UV-Desinfektion bei den Wasserwerken Westfalen (S. 135 bis 139)
Die Wasserwerke Westfalen GmbH (WWW) betreiben im Ruhrtal zwischen Wickede-Echthausen und Witten acht Wasserwerke mit einer Jahresförderung von insgesamt etwa 105 Millionen Kubikmetern. Die acht Wasserwerke nutzen das Verfahren der künstlichen Grundwasseranreicherung zur bedarfsgerechten Ergänzung der natürlichen Grundwasserressourcen. Weil durch die Nähe der Wassergewinnungsbereiche zum Gewässer Ruhr sowie durch die gutdurchlässigen Sedimente des Ruhrtals nicht vollständig auszuschließen ist, dass unter besonderen Randbedingungen wie etwa Hochwasserereignissen einzelne Mikroorganismen bis in die Fassungsanlagen der Wasserwerke gelangen, wird das Trinkwasser in allen Wasserwerken seit vielen Jahren einer vorsorglichen Desinfektion durch Zugabe von Chlordioxid unterzogen. Im Jahr 2006 haben sich die WWW entschlossen, die Möglichkeiten einer alternativen Desinfektion mit ultraviolettem Licht in einer Versuchsreihe zu prüfen. In allen Versuchsreihen zeigten die Ergebnisse verbesserte Eliminierungsraten durch den Einsatz der UV-Desinfektion. Aufgrund der Pilotversuche wurde 2009 entschieden, die Chlordioxid-Desinfektion in den nächsten Jahren in allen Wasserwerken der WWW durch UV-Desinfektionsanlagen zu ersetzen. Die erste großtechnische UV-Desinfektionsanlage der Wasserwerke Westfalen wurde 2010 im Wasserwerk Echthausen (Wickede-Echthausen) errichtet. In 2012 ist die Umrüstung in zwei weiteren Wasserwerken (Westhofen 1 und Witten) geplant.
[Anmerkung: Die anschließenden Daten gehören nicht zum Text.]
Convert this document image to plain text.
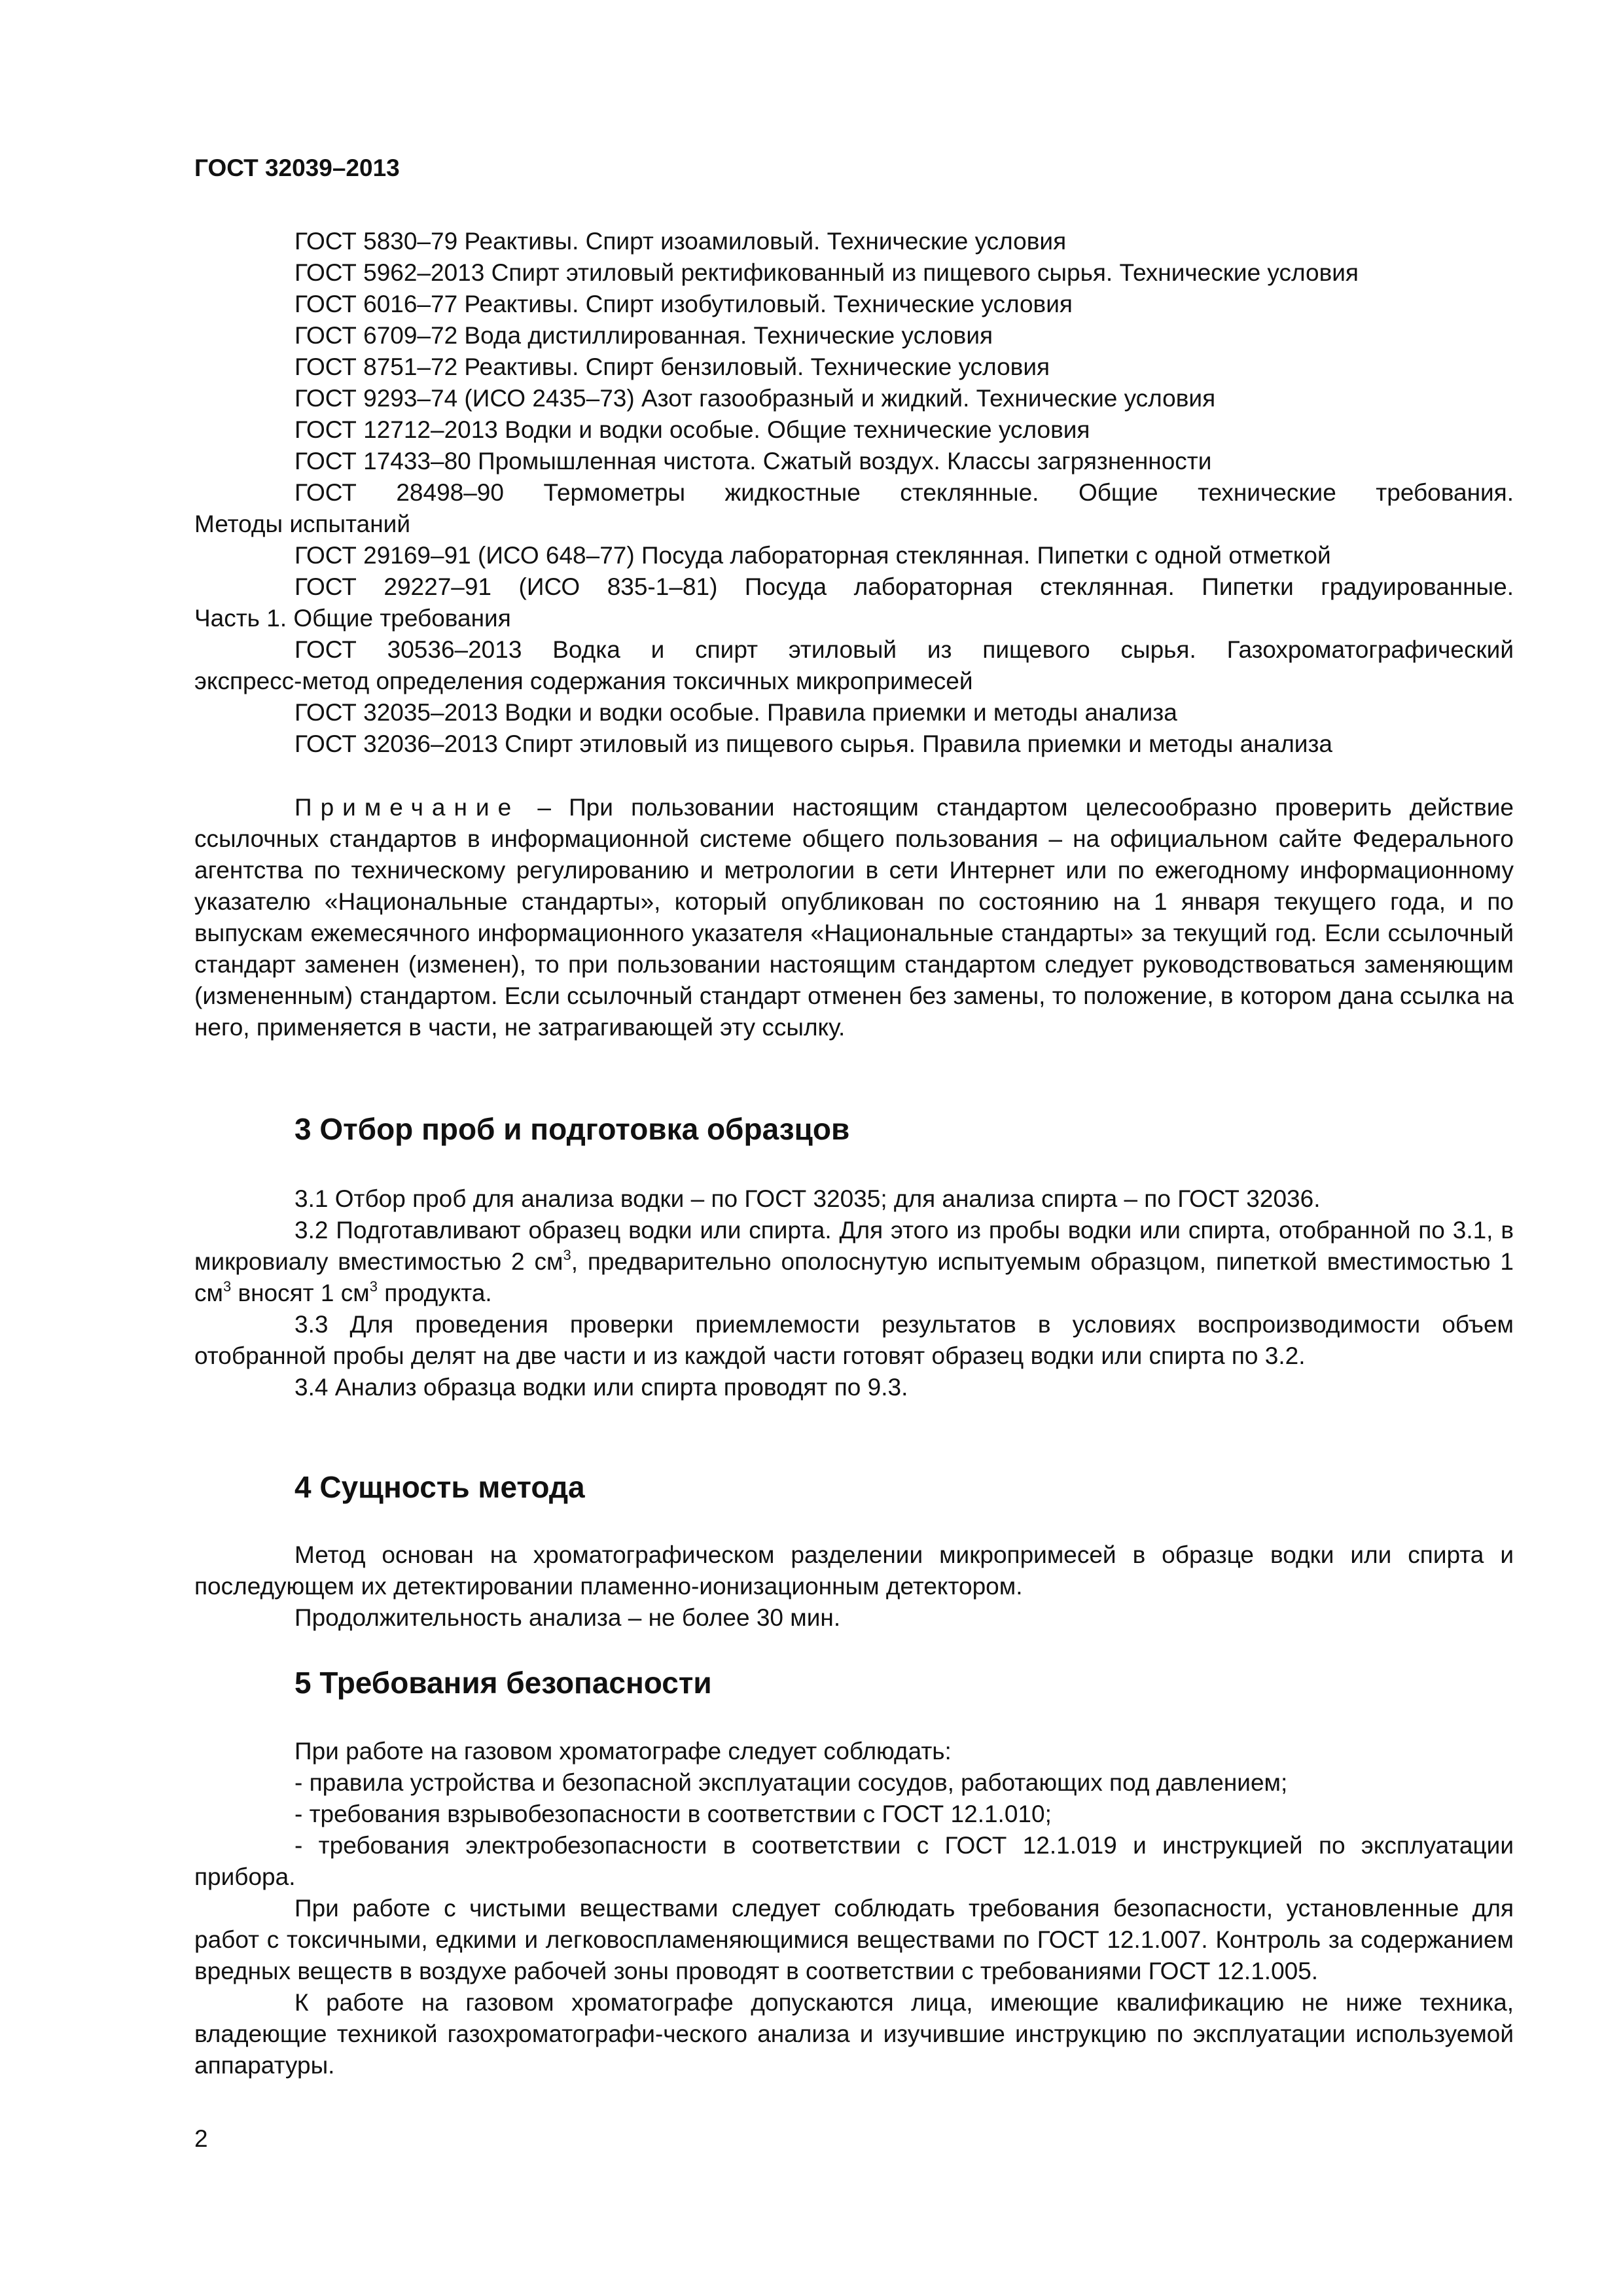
ГОСТ 32039–2013

ГОСТ 5830–79 Реактивы. Спирт изоамиловый. Технические условия

ГОСТ 5962–2013 Спирт этиловый ректификованный из пищевого сырья. Технические условия

ГОСТ 6016–77 Реактивы. Спирт изобутиловый. Технические условия

ГОСТ 6709–72 Вода дистиллированная. Технические условия

ГОСТ 8751–72 Реактивы. Спирт бензиловый. Технические условия

ГОСТ 9293–74 (ИСО 2435–73) Азот газообразный и жидкий. Технические условия

ГОСТ 12712–2013 Водки и водки особые. Общие технические условия

ГОСТ 17433–80 Промышленная чистота. Сжатый воздух. Классы загрязненности

ГОСТ 28498–90 Термометры жидкостные стеклянные. Общие технические требования.

Методы испытаний

ГОСТ 29169–91 (ИСО 648–77) Посуда лабораторная стеклянная. Пипетки с одной отметкой

ГОСТ 29227–91 (ИСО 835-1–81) Посуда лабораторная стеклянная. Пипетки градуированные.

Часть 1. Общие требования

ГОСТ 30536–2013 Водка и спирт этиловый из пищевого сырья. Газохроматографический

экспресс-метод определения содержания токсичных микропримесей

ГОСТ 32035–2013 Водки и водки особые. Правила приемки и методы анализа

ГОСТ 32036–2013 Спирт этиловый из пищевого сырья. Правила приемки и методы анализа

Примечание – При пользовании настоящим стандартом целесообразно проверить действие ссылочных стандартов в информационной системе общего пользования – на официальном сайте Федерального агентства по техническому регулированию и метрологии в сети Интернет или по ежегодному информационному указателю «Национальные стандарты», который опубликован по состоянию на 1 января текущего года, и по выпускам ежемесячного информационного указателя «Национальные стандарты» за текущий год. Если ссылочный стандарт заменен (изменен), то при пользовании настоящим стандартом следует руководствоваться заменяющим (измененным) стандартом. Если ссылочный стандарт отменен без замены, то положение, в котором дана ссылка на него, применяется в части, не затрагивающей эту ссылку.

3 Отбор проб и подготовка образцов

3.1 Отбор проб для анализа водки – по ГОСТ 32035; для анализа спирта – по ГОСТ 32036.

3.2 Подготавливают образец водки или спирта. Для этого из пробы водки или спирта, отобранной по 3.1, в микровиалу вместимостью 2 $см^3$, предварительно ополоснутую испытуемым образцом, пипеткой вместимостью 1 $см^3$ вносят 1 $см^3$ продукта.

3.3 Для проведения проверки приемлемости результатов в условиях воспроизводимости объем отобранной пробы делят на две части и из каждой части готовят образец водки или спирта по 3.2.

3.4 Анализ образца водки или спирта проводят по 9.3.

4 Сущность метода

Метод основан на хроматографическом разделении микропримесей в образце водки или спирта и последующем их детектировании пламенно-ионизационным детектором.

Продолжительность анализа – не более 30 мин.

5 Требования безопасности

При работе на газовом хроматографе следует соблюдать:

- правила устройства и безопасной эксплуатации сосудов, работающих под давлением;

- требования взрывобезопасности в соответствии с ГОСТ 12.1.010;

- требования электробезопасности в соответствии с ГОСТ 12.1.019 и инструкцией по эксплуатации прибора.

При работе с чистыми веществами следует соблюдать требования безопасности, установленные для работ с токсичными, едкими и легковоспламеняющимися веществами по ГОСТ 12.1.007. Контроль за содержанием вредных веществ в воздухе рабочей зоны проводят в соответствии с требованиями ГОСТ 12.1.005.

К работе на газовом хроматографе допускаются лица, имеющие квалификацию не ниже техника, владеющие техникой газохроматографи-ческого анализа и изучившие инструкцию по эксплуатации используемой аппаратуры.

2
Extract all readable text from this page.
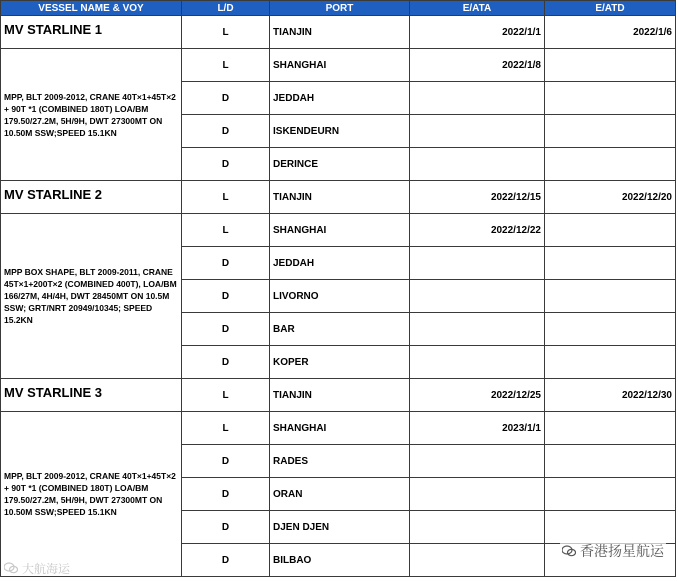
VESSEL NAME & VOY	L/D	PORT	E/ATA	E/ATD
MV STARLINE 1	L	TIANJIN	2022/1/1	2022/1/6
MPP, BLT 2009-2012, CRANE 40T×1+45T×2 + 90T *1 (COMBINED 180T) LOA/BM 179.50/27.2M, 5H/9H, DWT 27300MT ON 10.50M SSW;SPEED 15.1KN	L	SHANGHAI	2022/1/8	
	D	JEDDAH		
	D	ISKENDEURN		
	D	DERINCE		
MV STARLINE 2	L	TIANJIN	2022/12/15	2022/12/20
MPP BOX SHAPE, BLT 2009-2011, CRANE 45T×1+200T×2 (COMBINED 400T), LOA/BM 166/27M, 4H/4H, DWT 28450MT ON 10.5M SSW; GRT/NRT 20949/10345; SPEED 15.2KN	L	SHANGHAI	2022/12/22	
	D	JEDDAH		
	D	LIVORNO		
	D	BAR		
	D	KOPER		
MV STARLINE 3	L	TIANJIN	2022/12/25	2022/12/30
MPP, BLT 2009-2012, CRANE 40T×1+45T×2 + 90T *1 (COMBINED 180T) LOA/BM 179.50/27.2M, 5H/9H, DWT 27300MT ON 10.50M SSW;SPEED 15.1KN	L	SHANGHAI	2023/1/1	
	D	RADES		
	D	ORAN		
	D	DJEN DJEN		
	D	BILBAO		
大航海运
香港扬星航运
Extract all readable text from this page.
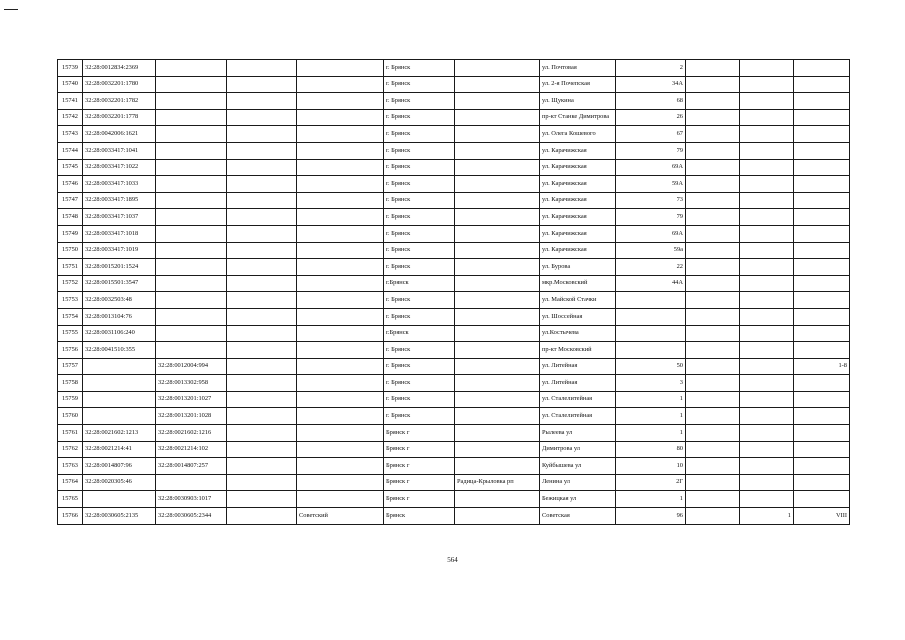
15739	32:28:0012834:2369				г. Брянск		ул. Почтовая	2			
15740	32:28:0032201:1780				г. Брянск		ул. 2-я Почепская	34А			
15741	32:28:0032201:1782				г. Брянск		ул. Щукина	68			
15742	32:28:0032201:1778				г. Брянск		пр-кт Станке Димитрова	26			
15743	32:28:0042006:1621				г. Брянск		ул. Олега Кошевого	67			
15744	32:28:0033417:1041				г. Брянск		ул. Карачижская	79			
15745	32:28:0033417:1022				г. Брянск		ул. Карачижская	69А			
15746	32:28:0033417:1033				г. Брянск		ул. Карачижская	59А			
15747	32:28:0033417:1895				г. Брянск		ул. Карачижская	73			
15748	32:28:0033417:1037				г. Брянск		ул. Карачижская	79			
15749	32:28:0033417:1018				г. Брянск		ул. Карачижская	69А			
15750	32:28:0033417:1019				г. Брянск		ул. Карачижская	59а			
15751	32:28:0015201:1524				г. Брянск		ул. Бурова	22			
15752	32:28:0015501:3547				г.Брянск		мкр.Московский	44А			
15753	32:28:0032503:48				г. Брянск		ул. Майской Стачки				
15754	32:28:0013104:76				г. Брянск		ул. Шоссейная				
15755	32:28:0031106:240				г.Брянск		ул.Костычева				
15756	32:28:0041510:355				г. Брянск		пр-кт Московский				
15757		32:28:0012004:994			г. Брянск		ул. Литейная	50			1-8
15758		32:28:0013302:958			г. Брянск		ул. Литейная	3			
15759		32:28:0013201:1027			г. Брянск		ул. Сталелитейная	1			
15760		32:28:0013201:1028			г. Брянск		ул. Сталелитейная	1			
15761	32:28:0021602:1213	32:28:0021602:1216			Брянск г		Рылеева ул	1			
15762	32:28:0021214:41	32:28:0021214:102			Брянск г		Димитрова ул	80			
15763	32:28:0014807:96	32:28:0014807:257			Брянск г		Куйбышева ул	10			
15764	32:28:0020305:46				Брянск г	Радица-Крыловка рп	Ленина ул	2Г			
15765		32:28:0030903:1017			Брянск г		Бежицкая ул	1			
15766	32:28:0030605:2135	32:28:0030605:2344		Советский	Брянск		Советская	96		1	VIII
564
Wassergewinnung und Gewinnung von Gas in NRW aus unkonventionellen Lagerstätten ? ein Gegensatz? (S. 161 bis 163)
Ende 2010 wurde bekannt, dass die Erkundung von Erdgas aus unkonventionellen Lagerstätten in Nordrhein-Westfalen im großen Stil betrieben werden soll. Im Gegensatz zur herkömmlichen Gasgewinnung müssen die Gasvorkommen in unkonventionellen Lagerstätten besonders erschlossen werden. Hierbei wird das Trägergestein unter Einsatz von Wasser mit Zusatzstoffen und mit einem hohen Druck aufgebrochen (?Fracking?), damit das Gas leichter vom Trägergestein zur Bohrung strömen kann. Der Einfluss des Frack-  und aus dem Gestein stammenden Formationswassers im Untergrund kann derzeit nur unzureichend beurteilt werden. Bekannt geworden ist, dass das Formationswasser Radionuklide, Schwermetalle und Kohlenwasserstoffe beinhalten kann und dass u. a. Biozide, Dieselöl und andere Kohlenwasserstoffverbindungen dem Frackwasser zugesetzt werden, die giftig oder wassergefährdend sein können. In Nordrhein-Westfalen beabsichtigt das Umweltministerium daher, vor der Zulassung von konkreten Erkundungsbohrungen zunächst die möglichen Umweltauswirkungen im Rahmen eines Gutachtens zu prüfen. Diese Initiative ist dringend erforderlich und wird auch von der AWWR ausdrücklich begrüßt. Dies gilt ebenso für die Notwendigkeit einer wasserrechtlichen Erlaubnis für die Vorhaben. Aus Sicht der AWWR kann die Erkundung und  Ausschöpfung der neuen Gasquellen nur mit Rücksicht auf die Gewässer und unter größtmöglichem Schutz der Trinkwasserressourcen erfolgen.